The most important aspect of Cuban life I discovered is the role played by the youth in defending the socialist revolution. From as young as eight years old they are taught to organise, defend and most importantly ask questions of the revolution. Free education until the end of university, and beyond. Voluntary agricultural camps, great political awareness and outdoor pursuits, including lessons in civil defence, guarantee a security for Cuba in its fight against imperialist world aggression. The Cuban youth are respected, not exploited. They are strong, forward-thinking and informed. The youth of Cuba are the socialist revolution.
Being on the brigade brought home to me the importance of international solidarity and the critical exchange of revolutionary ideas and experience. Cuba has fought hard to maintain some of the most progressive and effective social policies in the ‘Third World’, such as free health care and education for all – in the face of the violent and illegal USA blockade.
As a youth worker in Britain I was struck by the amount of time and space given over to young people – localised youth centres with sports, recreational and cultural resources were common. Young people – especially in rural areas – are politically literate, actively involved in their communities, and frequently unionised.
My overriding memory is of a society that works collectively in all areas of life, where the notion of individualism is alien and where capitalist diseases such as racism do not exist. Every visit we made, whether to a school, clinic, daycare centre or orphanage, all demonstrated the way the Cuban people work for the benefit of their country and their Revolution. Such abiding memories of an unselfish collectivism in Cuba strengthen my own determination to take forward the struggle for socialism here in Britain.
Cuba presented many challenges to the complexity of our lives in Britain, our comfort, superficial as it may be, and our ‘contentment’. By contrast, I was struck by the simplicity of socialism in action. In a poor country, I found riches greater than mere wealth.
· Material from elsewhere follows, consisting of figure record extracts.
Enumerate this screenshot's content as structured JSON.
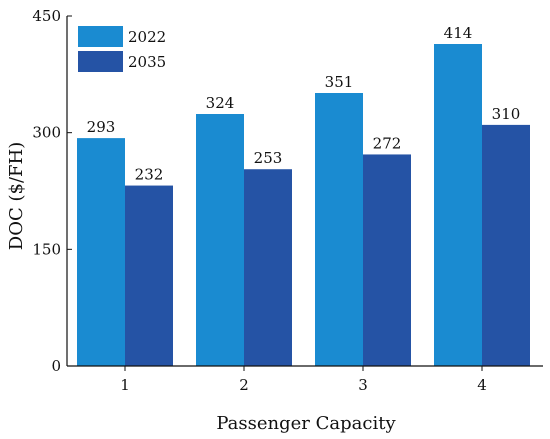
{
  "chart_data": {
    "type": "bar",
    "categories": [
      "1",
      "2",
      "3",
      "4"
    ],
    "series": [
      {
        "name": "2022",
        "values": [
          293,
          324,
          351,
          414
        ],
        "color": "#1a8bd1"
      },
      {
        "name": "2035",
        "values": [
          232,
          253,
          272,
          310
        ],
        "color": "#2553a5"
      }
    ],
    "data_labels": [
      [
        "293",
        "324",
        "351",
        "414"
      ],
      [
        "232",
        "253",
        "272",
        "310"
      ]
    ],
    "xlabel": "Passenger Capacity",
    "ylabel": "DOC ($/FH)",
    "ylim": [
      0,
      450
    ],
    "yticks": [
      "0",
      "150",
      "300",
      "450"
    ],
    "legend": {
      "position": "top-left",
      "entries": [
        "2022",
        "2035"
      ]
    },
    "grid": false
  }
}
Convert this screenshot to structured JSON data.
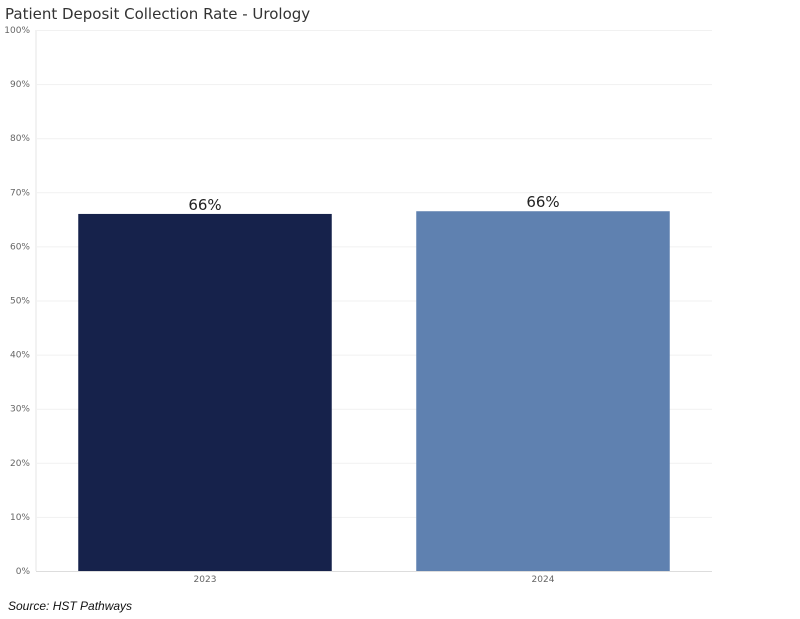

In Cuba, socialism is walking the streets without fear, it is dancing before beginning the day’s work (honest…I saw it happen!), it is inviting you into its home to meet the folks. In Cuba, socialism puts food on everyone’s table but left me hungry…for socialism at home!
Cuba exceeded all my expectations of what a socialist society would be like…Not only because of their phenomenal education and healthcare systems, but also because of their attitude to the problems that they face. The people of Cuba will never capitulate to imperialism: they know what socialism has given them and they know what will happen if they do give in. Socialismo o muerte!
Cuba’s greatest strength is its people. Outside Havana nearly everyone you meet wants to tell you about themselves and their love of their country. This is real freedom. Freedom from hunger, poverty and illiteracy. We pass a sign which says ’11 million children in the world are homeless, not one of them is Cuban’. When we asked what any building was, Juan Carlos often said: ‘Do you want to go in?’ and we found ourselves in a nursery school or a discotheque. ‘You have to keep dancing for another half hour’, they told us here, ‘so they can prepare your lunch’. Flexible, principled, inventive, collective, unmaterialistic – how much of that is around in the capitalist West?